The FARC used political kidnappings in an effort to pressure the Colombian government: they would release kidnapees in exchange for imprisoned guerrillas. Until this point the government had been opposed to this tactic. After holding the representatives in the jungle, the guerrillas thought they were being attacked by army forces; the FARC reacted by killing 11 of the 12 representatives they had sequestered five years prior.
Upon hearing this news, Doris Salcedo took to the center of Bogotá accompanied volunteers and quietly lit candles one by one until 25,000 of them covered Plaza de Bolívar. “Memory is the essence of my work,” Doris says. “If we don’t know our past, there is no way we can live the present properly and there no way we can face the future.” This piece was an act of mourning that created a space where people could remember the deceased representatives.

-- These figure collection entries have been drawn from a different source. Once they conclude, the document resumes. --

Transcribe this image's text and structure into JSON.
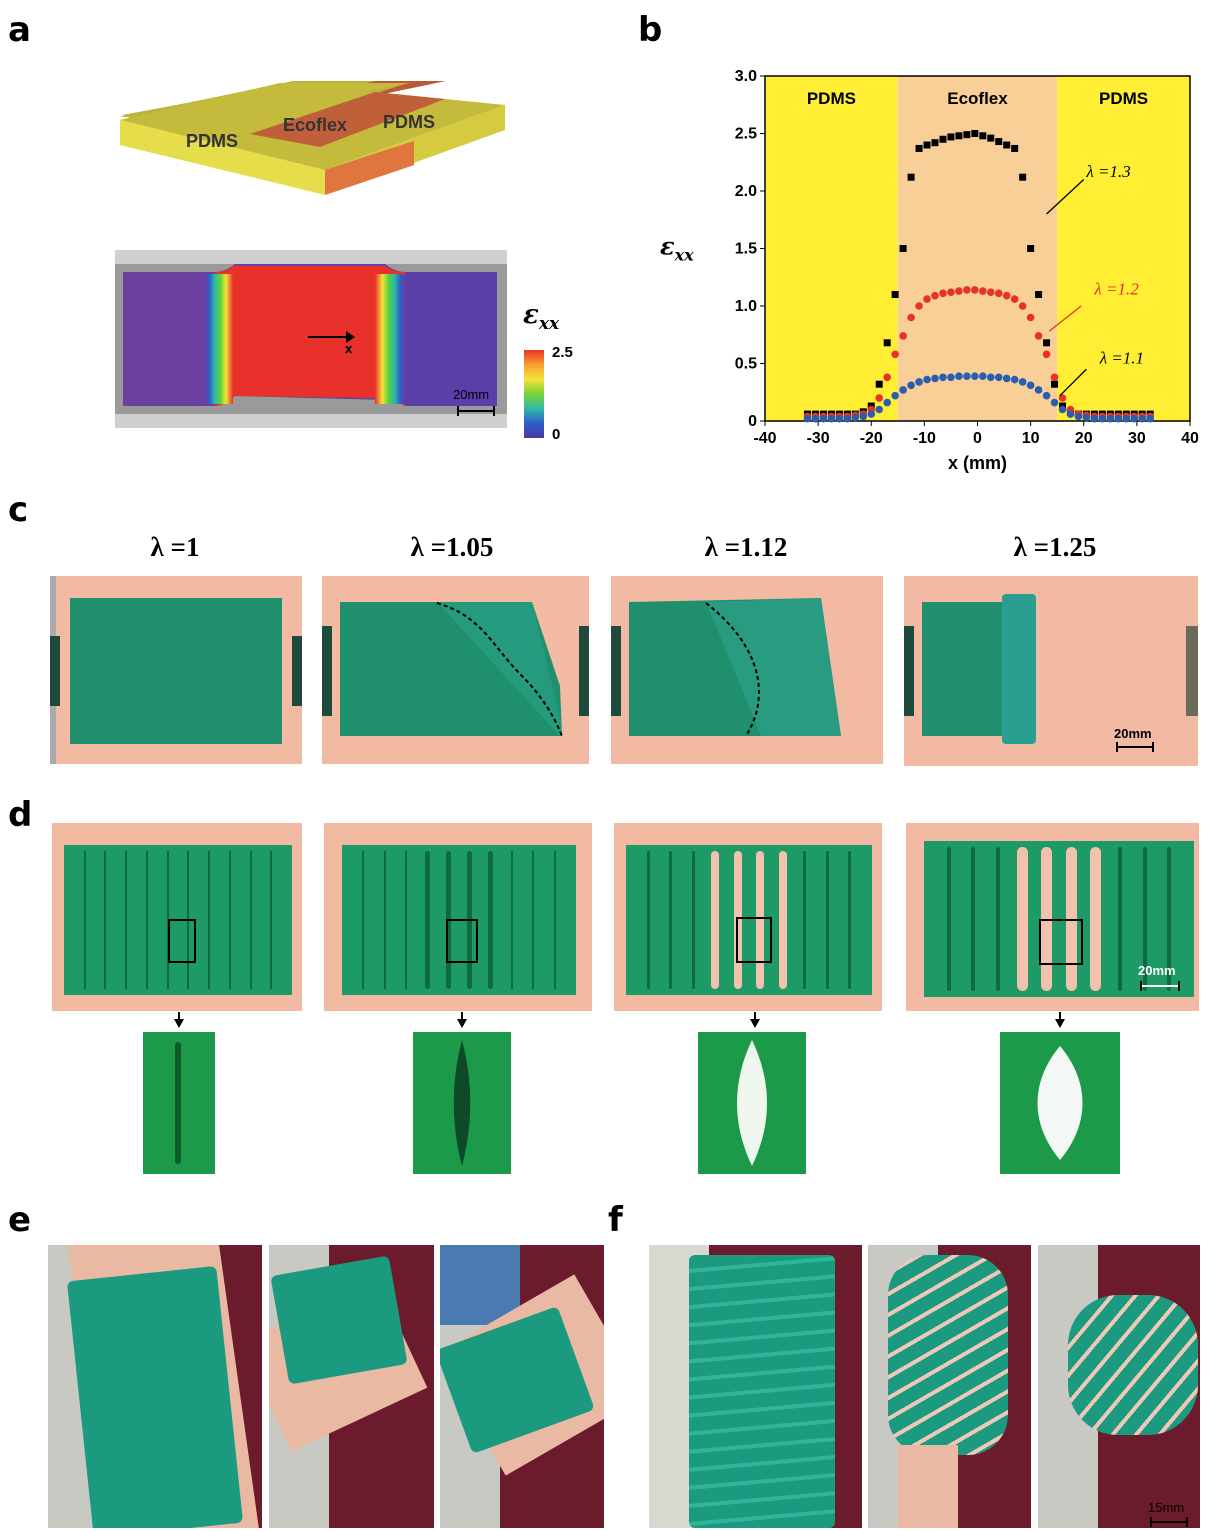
{
  "panels": {
    "a": "a",
    "b": "b",
    "c": "c",
    "d": "d",
    "e": "e",
    "f": "f"
  },
  "panel_a": {
    "block_labels": [
      "PDMS",
      "Ecoflex",
      "PDMS"
    ],
    "arrow_label": "x",
    "scale_label": "20mm",
    "colorbar_symbol": "ε",
    "colorbar_subscript": "xx",
    "colorbar_max": "2.5",
    "colorbar_min": "0"
  },
  "chart_data": {
    "type": "scatter",
    "xlabel": "x (mm)",
    "ylabel_symbol": "ε",
    "ylabel_subscript": "xx",
    "xlim": [
      -40,
      40
    ],
    "ylim": [
      0,
      3.0
    ],
    "xticks": [
      "-40",
      "-30",
      "-20",
      "-10",
      "0",
      "10",
      "20",
      "30",
      "40"
    ],
    "yticks": [
      "0",
      "0.5",
      "1.0",
      "1.5",
      "2.0",
      "2.5",
      "3.0"
    ],
    "regions": [
      {
        "label": "PDMS",
        "x0": -40,
        "x1": -15,
        "color": "#ffee33"
      },
      {
        "label": "Ecoflex",
        "x0": -15,
        "x1": 15,
        "color": "#f8cf96"
      },
      {
        "label": "PDMS",
        "x0": 15,
        "x1": 40,
        "color": "#ffee33"
      }
    ],
    "series": [
      {
        "name": "λ =1.3",
        "color": "#000000",
        "marker": "square",
        "x": [
          -32,
          -30.5,
          -29,
          -27.5,
          -26,
          -24.5,
          -23,
          -21.5,
          -20,
          -18.5,
          -17,
          -15.5,
          -14,
          -12.5,
          -11,
          -9.5,
          -8,
          -6.5,
          -5,
          -3.5,
          -2,
          -0.5,
          1,
          2.5,
          4,
          5.5,
          7,
          8.5,
          10,
          11.5,
          13,
          14.5,
          16,
          17.5,
          19,
          20.5,
          22,
          23.5,
          25,
          26.5,
          28,
          29.5,
          31,
          32.5
        ],
        "y": [
          0.06,
          0.06,
          0.06,
          0.06,
          0.06,
          0.06,
          0.06,
          0.08,
          0.13,
          0.32,
          0.68,
          1.1,
          1.5,
          2.12,
          2.37,
          2.4,
          2.42,
          2.45,
          2.47,
          2.48,
          2.49,
          2.5,
          2.48,
          2.46,
          2.43,
          2.4,
          2.37,
          2.12,
          1.5,
          1.1,
          0.68,
          0.32,
          0.13,
          0.08,
          0.06,
          0.06,
          0.06,
          0.06,
          0.06,
          0.06,
          0.06,
          0.06,
          0.06,
          0.06
        ]
      },
      {
        "name": "λ =1.2",
        "color": "#e8312a",
        "marker": "circle",
        "x": [
          -32,
          -30.5,
          -29,
          -27.5,
          -26,
          -24.5,
          -23,
          -21.5,
          -20,
          -18.5,
          -17,
          -15.5,
          -14,
          -12.5,
          -11,
          -9.5,
          -8,
          -6.5,
          -5,
          -3.5,
          -2,
          -0.5,
          1,
          2.5,
          4,
          5.5,
          7,
          8.5,
          10,
          11.5,
          13,
          14.5,
          16,
          17.5,
          19,
          20.5,
          22,
          23.5,
          25,
          26.5,
          28,
          29.5,
          31,
          32.5
        ],
        "y": [
          0.04,
          0.04,
          0.04,
          0.04,
          0.04,
          0.04,
          0.05,
          0.06,
          0.1,
          0.2,
          0.38,
          0.58,
          0.74,
          0.9,
          1.0,
          1.06,
          1.09,
          1.11,
          1.12,
          1.13,
          1.14,
          1.14,
          1.13,
          1.12,
          1.11,
          1.09,
          1.06,
          1.0,
          0.9,
          0.74,
          0.58,
          0.38,
          0.2,
          0.1,
          0.06,
          0.05,
          0.04,
          0.04,
          0.04,
          0.04,
          0.04,
          0.04,
          0.04,
          0.04
        ]
      },
      {
        "name": "λ =1.1",
        "color": "#2a5db0",
        "marker": "circle",
        "x": [
          -32,
          -30.5,
          -29,
          -27.5,
          -26,
          -24.5,
          -23,
          -21.5,
          -20,
          -18.5,
          -17,
          -15.5,
          -14,
          -12.5,
          -11,
          -9.5,
          -8,
          -6.5,
          -5,
          -3.5,
          -2,
          -0.5,
          1,
          2.5,
          4,
          5.5,
          7,
          8.5,
          10,
          11.5,
          13,
          14.5,
          16,
          17.5,
          19,
          20.5,
          22,
          23.5,
          25,
          26.5,
          28,
          29.5,
          31,
          32.5
        ],
        "y": [
          0.02,
          0.02,
          0.02,
          0.02,
          0.02,
          0.02,
          0.03,
          0.04,
          0.06,
          0.1,
          0.16,
          0.22,
          0.27,
          0.31,
          0.34,
          0.36,
          0.37,
          0.38,
          0.38,
          0.39,
          0.39,
          0.39,
          0.39,
          0.38,
          0.38,
          0.37,
          0.36,
          0.34,
          0.31,
          0.27,
          0.22,
          0.16,
          0.1,
          0.06,
          0.04,
          0.03,
          0.02,
          0.02,
          0.02,
          0.02,
          0.02,
          0.02,
          0.02,
          0.02
        ]
      }
    ],
    "annotations": [
      {
        "text": "λ =1.3",
        "color": "#000000"
      },
      {
        "text": "λ =1.2",
        "color": "#e8312a"
      },
      {
        "text": "λ =1.1",
        "color": "#000000"
      }
    ]
  },
  "panel_c": {
    "stretch_labels": [
      "λ =1",
      "λ =1.05",
      "λ =1.12",
      "λ =1.25"
    ],
    "scale_label": "20mm"
  },
  "panel_d": {
    "scale_label": "20mm"
  },
  "panel_f": {
    "scale_label": "15mm"
  },
  "colors": {
    "pdms": "#c9c23a",
    "ecoflex": "#c9643a",
    "green": "#1f8f6e",
    "skin": "#f2b9a3",
    "maroon": "#6b1b2b"
  }
}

Doris uses her experience as an “other from the ‘wrong’ place” to express her interpretation of political events in Colombia through her work. She is critical of her role as an artist: “I don’t think art can solve problems. I’m not doing anything for these families; I’m not doing anything for these victims. That’s a reality we have to face when we talk about this type of art that’s trying to address political issues. Art does not have the ability to redeem.”
The act of filling Plaza de Bolívar with candles silently honored Colombia, a country that constantly mourns—oftentimes grieving death without bodies. “If you want to dignify a human life then you have to come back to beauty,” Doris says, “That’s where we find dignity and almost turn [it] into a sacred space.” Plaza de Bolívar is flanked on three sides by historic government buildings rising high above the square where politicians make high level decisions. The candles, small and quiet, reminded them of the work they have failed to do.